La mostra è realizzata con il contributo organizzativo del collettivo artistico Corrente Alternata, il cui coordinatore, Filippo Muneghina, illustra il percorso artistico di Burla: «Francesco Burla – spiega – nato a Viterbo nel 1979, vive e lavora a Grosseto e porta in mostra il suo percorso artistico riassumibile come indagine sull’equilibrio: l’individuo si rapporta con il cosmo, la natura e, solo in seconda istanza, con la società, che diventa anch’essa parte di un contesto sempre diverso e tuttavia immutabile. Allo stesso tempo l’individuo non viene mai considerato unico, scorporato e solo, ma piuttosto viene visto come specchio, simbolo a-specifico di un tutto. Nella sua poetica e nella sua arte non vedremo descritti concetti di scontro, di distanza incolmabile, di separazione: la solitudine è uno stato transitorio, strumento utile alla meditazione. I gradi di conoscenza, le lezioni apprese, le sofferenze e le gioie sono solo il frutto di una più o meno raggiunta consapevolezza, che non è mai definitiva, ma è pur sempre qualcosa su cui è necessario soffermarsi. E che vale la pena condividere».
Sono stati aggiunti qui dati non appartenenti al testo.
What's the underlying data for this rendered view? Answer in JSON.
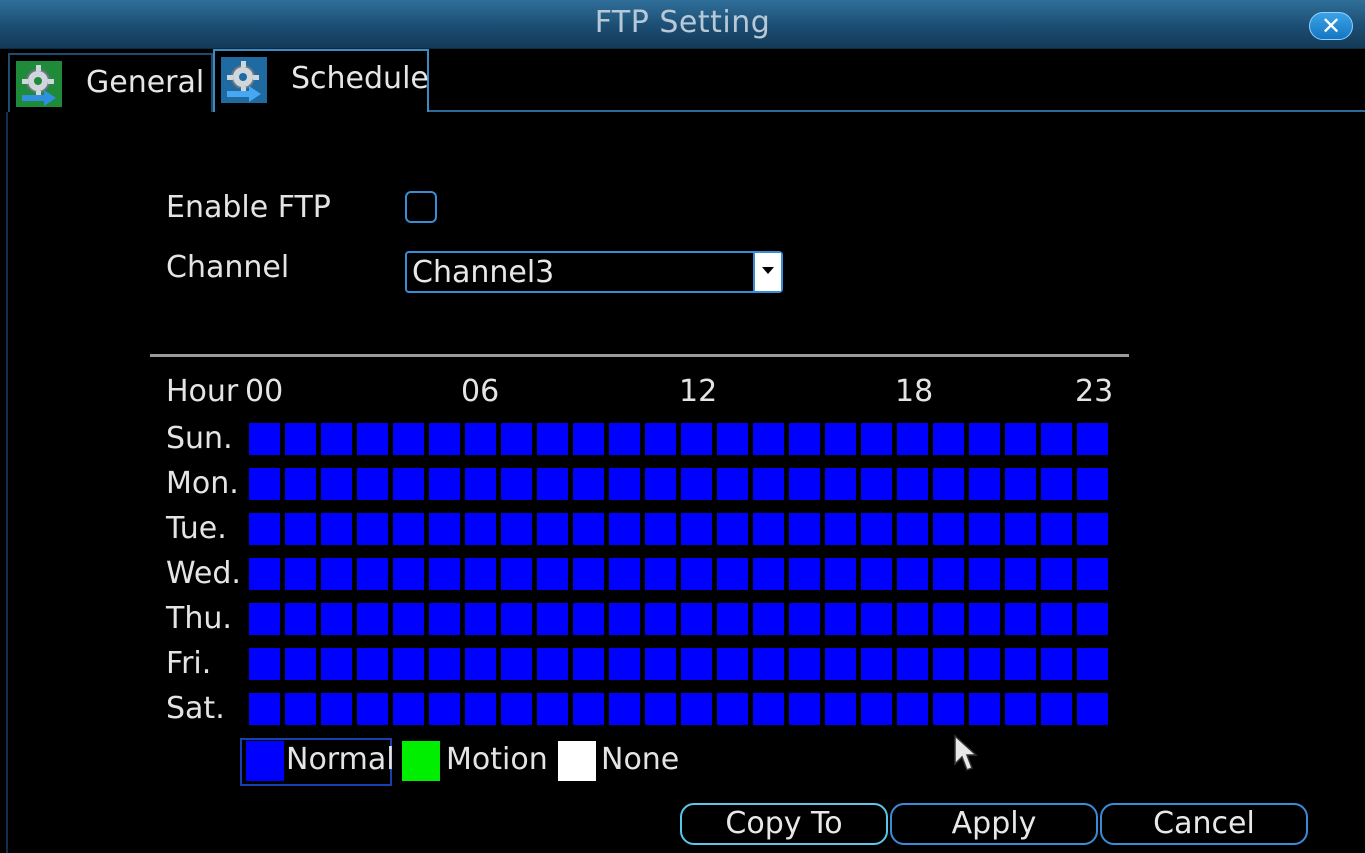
{
  "window": {
    "title": "FTP Setting",
    "close_symbol": "✕"
  },
  "tabs": [
    {
      "label": "General",
      "icon": "gear-arrow-icon",
      "active": false
    },
    {
      "label": "Schedule",
      "icon": "gear-arrow-icon",
      "active": true
    }
  ],
  "form": {
    "enable_ftp_label": "Enable FTP",
    "enable_ftp_checked": false,
    "channel_label": "Channel",
    "channel_value": "Channel3"
  },
  "schedule": {
    "hour_header": "Hour",
    "hour_ticks": [
      "00",
      "06",
      "12",
      "18",
      "23"
    ],
    "days": [
      "Sun.",
      "Mon.",
      "Tue.",
      "Wed.",
      "Thu.",
      "Fri.",
      "Sat."
    ],
    "hours_per_day": 24,
    "cell_mode_all": "Normal",
    "mode_colors": {
      "Normal": "#0000ff",
      "Motion": "#00ee00",
      "None": "#ffffff"
    }
  },
  "legend": {
    "normal": "Normal",
    "motion": "Motion",
    "none": "None"
  },
  "buttons": {
    "copy_to": "Copy To",
    "apply": "Apply",
    "cancel": "Cancel"
  }
}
«Ci fa sempre molto piacere – sottolinea l’assessore a cultura, turismo e commercio del Comune di Orbetello, Maddalena Ottali – ospitare e dare spazio ad artisti legati alla Maremma, che la vivono, la raccontano e si raccontano attraverso le loro opere. Ringraziamo il collettivo Corrente Alternata per la cura che dedica al nostro spazio espositivo, cercando talenti che la possano valorizzare e organizzando iniziative, come il prossimo festival della ceramica, che la rendano un luogo di incontro fra diverse culture e tradizioni».
Domani, sabato 21 giugno alle 19, l’artista Francesco Burla scoprirà un quadro a sorpresa che andrà a completare il percorso espositivo e, di seguito, sarà offerto un piccolo brindisi. L’ingresso è gratuito.